In a new study of organizational resilience, Cameron and colleagues Sandy Lim of U-M's psychology department and Jody Hoffer Gittell of Brandeis University examine data on major U.S. airlines following the Sept. 11, 2001, terrorist attacks.

Most companies, the researchers say, implemented employee layoffs almost immediately as a strategy to improve their chances of survival. Short-term pressures also prompted U.S. Airways and American Airlines to renege on their previously established commitments regarding severance packages and employee benefits.

However, a few companies pursued alternative strategies. Continental Airlines announced layoffs, but provided severance and furlough benefits for affected employees. Southwest Airlines and Alaska Airlines went a step further by refusing to downsize at all, in the interest of preserving employee relationships.

The results of these different strategies illustrate how relational reserves help organizations cope with crises and how financial reserves enable organizations to maintain their relational reserves, the researchers say.

"Airline companies that avoided layoffs and invested in preserving relationships---by maintaining commitments to employees and their relationships to the company---showed more resiliency than those that violated contractual commitments, instituted layoffs and cancelled severance benefits," Cameron said. "By foregoing downsizing, these companies created coping resources that enabled their employees to respond cohesively to the crisis in innovative ways and allowed organizational performance to return more quickly to pre-crisis levels."

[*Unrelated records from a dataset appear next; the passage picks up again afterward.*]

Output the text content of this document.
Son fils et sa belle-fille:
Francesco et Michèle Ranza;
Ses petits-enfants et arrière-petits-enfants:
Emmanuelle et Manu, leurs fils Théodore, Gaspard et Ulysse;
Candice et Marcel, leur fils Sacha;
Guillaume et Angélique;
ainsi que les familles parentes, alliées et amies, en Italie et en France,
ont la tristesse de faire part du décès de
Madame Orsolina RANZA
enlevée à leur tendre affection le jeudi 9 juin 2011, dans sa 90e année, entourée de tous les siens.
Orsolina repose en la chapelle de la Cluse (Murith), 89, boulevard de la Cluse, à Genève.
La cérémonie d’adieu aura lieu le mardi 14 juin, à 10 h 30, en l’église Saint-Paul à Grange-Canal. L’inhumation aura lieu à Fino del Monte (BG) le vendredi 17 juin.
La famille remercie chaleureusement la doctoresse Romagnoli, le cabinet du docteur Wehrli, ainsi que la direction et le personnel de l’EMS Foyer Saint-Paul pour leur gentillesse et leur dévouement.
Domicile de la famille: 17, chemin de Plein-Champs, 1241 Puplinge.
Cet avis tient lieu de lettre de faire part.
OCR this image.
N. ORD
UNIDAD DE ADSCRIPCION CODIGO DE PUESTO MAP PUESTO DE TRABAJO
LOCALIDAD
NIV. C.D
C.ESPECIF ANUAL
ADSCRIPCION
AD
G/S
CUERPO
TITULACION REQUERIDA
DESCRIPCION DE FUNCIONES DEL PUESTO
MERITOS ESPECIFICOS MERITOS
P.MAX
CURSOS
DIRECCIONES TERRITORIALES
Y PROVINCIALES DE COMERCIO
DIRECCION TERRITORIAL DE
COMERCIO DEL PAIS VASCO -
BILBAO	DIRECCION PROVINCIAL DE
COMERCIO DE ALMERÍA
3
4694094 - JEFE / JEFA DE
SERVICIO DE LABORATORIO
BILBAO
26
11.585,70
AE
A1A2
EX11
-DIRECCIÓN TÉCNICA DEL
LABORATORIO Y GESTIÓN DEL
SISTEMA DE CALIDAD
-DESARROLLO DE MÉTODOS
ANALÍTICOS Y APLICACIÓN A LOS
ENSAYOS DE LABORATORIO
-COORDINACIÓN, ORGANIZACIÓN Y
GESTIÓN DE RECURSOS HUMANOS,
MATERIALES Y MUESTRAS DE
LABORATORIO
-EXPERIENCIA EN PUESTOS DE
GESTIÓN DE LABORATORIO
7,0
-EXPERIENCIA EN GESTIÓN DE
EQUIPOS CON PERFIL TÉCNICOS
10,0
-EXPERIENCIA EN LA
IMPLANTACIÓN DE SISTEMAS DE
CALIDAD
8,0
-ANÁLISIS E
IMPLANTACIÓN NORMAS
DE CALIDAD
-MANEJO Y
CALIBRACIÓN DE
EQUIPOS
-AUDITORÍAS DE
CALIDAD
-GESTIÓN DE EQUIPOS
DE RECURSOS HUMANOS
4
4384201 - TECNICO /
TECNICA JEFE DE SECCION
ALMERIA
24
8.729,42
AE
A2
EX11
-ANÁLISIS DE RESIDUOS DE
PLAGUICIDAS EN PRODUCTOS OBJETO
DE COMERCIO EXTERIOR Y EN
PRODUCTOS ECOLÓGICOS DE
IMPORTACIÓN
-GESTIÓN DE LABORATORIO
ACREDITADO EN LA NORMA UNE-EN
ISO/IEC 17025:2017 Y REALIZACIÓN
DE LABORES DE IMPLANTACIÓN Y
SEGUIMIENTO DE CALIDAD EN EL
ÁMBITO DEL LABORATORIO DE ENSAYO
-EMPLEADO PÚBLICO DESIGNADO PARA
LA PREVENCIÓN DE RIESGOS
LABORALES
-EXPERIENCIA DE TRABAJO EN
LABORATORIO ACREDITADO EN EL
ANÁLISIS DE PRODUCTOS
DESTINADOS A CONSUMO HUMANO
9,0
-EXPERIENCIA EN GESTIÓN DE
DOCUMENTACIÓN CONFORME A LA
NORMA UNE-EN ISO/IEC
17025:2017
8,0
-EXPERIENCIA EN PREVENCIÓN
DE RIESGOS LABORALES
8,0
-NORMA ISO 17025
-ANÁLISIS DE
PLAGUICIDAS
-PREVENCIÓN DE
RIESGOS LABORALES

The researchers say that following the 9/11-related layoffs, U.S. Airways and American Airlines were sued by their employees, senior leadership was replaced and bankruptcies occurred. On the other hand, the preservation of relational reserves helped Southwest Airlines and Alaska Airlines recover financially and regain previous levels of traffic, revenue and stock performance.

"The relationship-based performance of Southwest and Alaska contradicts the leveraged buy-out movement of the 1980s and 1990s, where corporate leaders were encouraged to rid their organizations of financial reserves, with the promise this action would make them efficient, lean and more accountable to shareholders," Cameron said. "The fact that there would be few reserves in place to preserve relationships and commitments in the face of crises, thereby risking a decline in organizational resilience, is the often-neglected aspect of that phenomenon."